No dia 20 de março, irá a julgamento na Quarta Turma do Tribunal de Justiça do Distrito Federal um pedido de compradores de lotes situados em condomínios ilegais de Brasília para obter o registro dos seus imóveis com base na Lei do Usucapião. Todas as propriedades em questão são fruto do crime de grilagem, que prosperou em Brasília nos anos 90 sob o olhar complacente de governos populistas que utilizaram a ocupação desordenada do solo como instrumento político.
Para quem não se lembra, grileiros vendiam terrenos localizados em propriedades de terceiros ou do poder público a preço de banana, o que provocou uma expansão desordenada da cidade e a concentração populacional em regiões sem qualquer tipo de infraestrutura. Hoje, moradores dessas localidades pagam um preço alto.
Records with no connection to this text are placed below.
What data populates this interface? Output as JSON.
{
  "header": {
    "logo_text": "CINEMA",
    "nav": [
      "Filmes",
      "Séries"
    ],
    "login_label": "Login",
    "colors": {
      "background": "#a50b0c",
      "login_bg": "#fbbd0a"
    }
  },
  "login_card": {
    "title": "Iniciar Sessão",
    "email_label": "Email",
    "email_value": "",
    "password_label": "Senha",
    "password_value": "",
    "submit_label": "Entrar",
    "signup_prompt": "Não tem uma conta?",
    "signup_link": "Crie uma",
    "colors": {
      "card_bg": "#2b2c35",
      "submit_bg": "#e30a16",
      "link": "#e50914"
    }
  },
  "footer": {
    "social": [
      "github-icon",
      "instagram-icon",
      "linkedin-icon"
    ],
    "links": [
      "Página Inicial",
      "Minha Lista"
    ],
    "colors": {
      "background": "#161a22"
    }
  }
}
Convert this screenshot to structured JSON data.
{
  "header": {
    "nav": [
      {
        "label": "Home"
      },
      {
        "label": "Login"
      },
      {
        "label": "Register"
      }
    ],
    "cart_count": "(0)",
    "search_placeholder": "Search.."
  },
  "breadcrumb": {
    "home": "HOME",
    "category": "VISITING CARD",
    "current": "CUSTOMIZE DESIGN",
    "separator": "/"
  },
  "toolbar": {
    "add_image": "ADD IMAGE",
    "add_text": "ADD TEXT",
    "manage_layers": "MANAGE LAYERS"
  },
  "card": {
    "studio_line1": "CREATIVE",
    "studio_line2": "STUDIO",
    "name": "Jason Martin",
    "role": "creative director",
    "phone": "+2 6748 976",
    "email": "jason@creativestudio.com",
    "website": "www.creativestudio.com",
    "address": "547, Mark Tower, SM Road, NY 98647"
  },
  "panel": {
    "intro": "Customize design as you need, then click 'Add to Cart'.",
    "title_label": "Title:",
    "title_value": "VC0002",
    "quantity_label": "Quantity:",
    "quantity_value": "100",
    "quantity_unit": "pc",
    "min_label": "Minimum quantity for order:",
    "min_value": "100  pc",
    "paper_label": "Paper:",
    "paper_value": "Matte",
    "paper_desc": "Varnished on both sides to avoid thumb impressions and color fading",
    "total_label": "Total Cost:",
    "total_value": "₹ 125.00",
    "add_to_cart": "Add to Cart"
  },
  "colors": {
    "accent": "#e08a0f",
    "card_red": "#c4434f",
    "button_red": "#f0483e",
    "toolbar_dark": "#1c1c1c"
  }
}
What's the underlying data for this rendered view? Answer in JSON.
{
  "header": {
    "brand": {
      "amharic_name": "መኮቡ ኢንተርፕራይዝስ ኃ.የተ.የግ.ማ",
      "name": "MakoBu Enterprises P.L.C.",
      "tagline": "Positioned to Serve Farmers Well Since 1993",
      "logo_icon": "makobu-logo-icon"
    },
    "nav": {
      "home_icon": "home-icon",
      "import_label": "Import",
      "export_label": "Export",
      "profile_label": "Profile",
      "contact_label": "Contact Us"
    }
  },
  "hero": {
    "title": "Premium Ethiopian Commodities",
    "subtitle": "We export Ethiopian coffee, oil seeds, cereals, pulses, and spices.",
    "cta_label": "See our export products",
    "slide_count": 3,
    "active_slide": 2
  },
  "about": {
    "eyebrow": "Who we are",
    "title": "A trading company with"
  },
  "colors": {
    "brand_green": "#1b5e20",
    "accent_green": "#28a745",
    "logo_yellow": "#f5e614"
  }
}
Quando chove, como aconteceu nos primeiros dias de março, as ruas que levam aos condomínios irregulares ficam alagadas, porque não existe sistema de drenagem pluvial. Córregos e nascentes importantes para a cidade estão desaparecendo ou poluídos. Não há escolas, postos de saúde, segurança e há grandes áreas degradadas em zonas de proteção ambiental.
Não é de hoje que donos de lotes ilegais buscam na Justiça o direito ao registro dos imóveis. Além do julgamento do dia 20, existem outras 16 ações idênticas que correm no mesmo Tribunal. Mas, até o ano passado, a Justiça de Brasília atuava de forma diligente para impedir que o crime de grilagem encontrasse respaldo na lei para prosperar. O entendimento era de que a Lei do Usucapião não era o caminho correto para conduzir o processo de regularização fundiária em casos como esse, porque além de legalizar um crime, provocaria uma corrida pela regularização fundiária transversa ao entregar a propriedade de lotes sem o licenciamento urbanístico e ambiental que o ordenamento jurídico exige, uma ameaça ao desenvolvimento urbano responsável.
No entanto, uma decisão recente do Superior Tribunal de Justiça reacendeu nos grileiros e compradores de lotes ilegais a crença de que é possível se sobrepor à lei e encontrar um atalho para a regularização fundiária. Trata-se de um julgamento relativo ao Setor Tradicional de Planaltina, uma das cidades satélites mais antigas do Distrito Federal. O STJ entendeu que o Usucapião se aplicava aos imóveis localizados nesta região, pois ela já existia e estava demarcada antes mesmo de ser transferida para o Governo do Distrito Federal, logo após a fundação de Brasília.
Ou seja, são situações completamente diferentes – os moradores de Planaltina foram prejudicados pela inércia do Poder Público em reconhecer a legalidade do registro dos seus lotes. Já os proprietários de terrenos comercializados de forma ilegal buscam garantir um benefício individual em detrimento dos prejuízos coletivos provocados pela ocupação desordenada do solo.
O crime de grilagem não é um privilégio do Distrito Federal. Como bem lembra a Transparência Brasil, o comércio ilegal de terras está por trás da destruição da Amazônia, é responsável direto pela degradação ambiental em diferentes regiões de preservação do país, coloca em risco a vida de pessoas que moram em áreas inapropriadas e representa uma ameaça à economia.
O julgamento da Quarta turma do Tribunal de Justiça do Distrito Federal é uma boa oportunidade para fixar um entendimento que seja o melhor para toda a sociedade, em Brasília e no Brasil. Em tempos de crise climática, em que a ocupação territorial deve obedecer a preceitos ambientais rígidos, qualquer estímulo à ilegalidade na ocupação de terras públicas ou privadas é uma ameaça real a todos.
O voto dos desembargadores Fernando Habibe e Mario Zan pode modular o entendimento do Tribunal e é uma oportunidade de dar um basta a um crime que segue crescendo na capital do Brasil e em todo o país. Segundo dados do Governo de Brasília, somente em 2023, em um período de seis meses, os órgãos de fiscalização derrubaram propriedades construídas em áreas ilegais que somadas equivalem a 600 campos de futebol, um aumento de 51% se compararmos com todo o ano de 2022.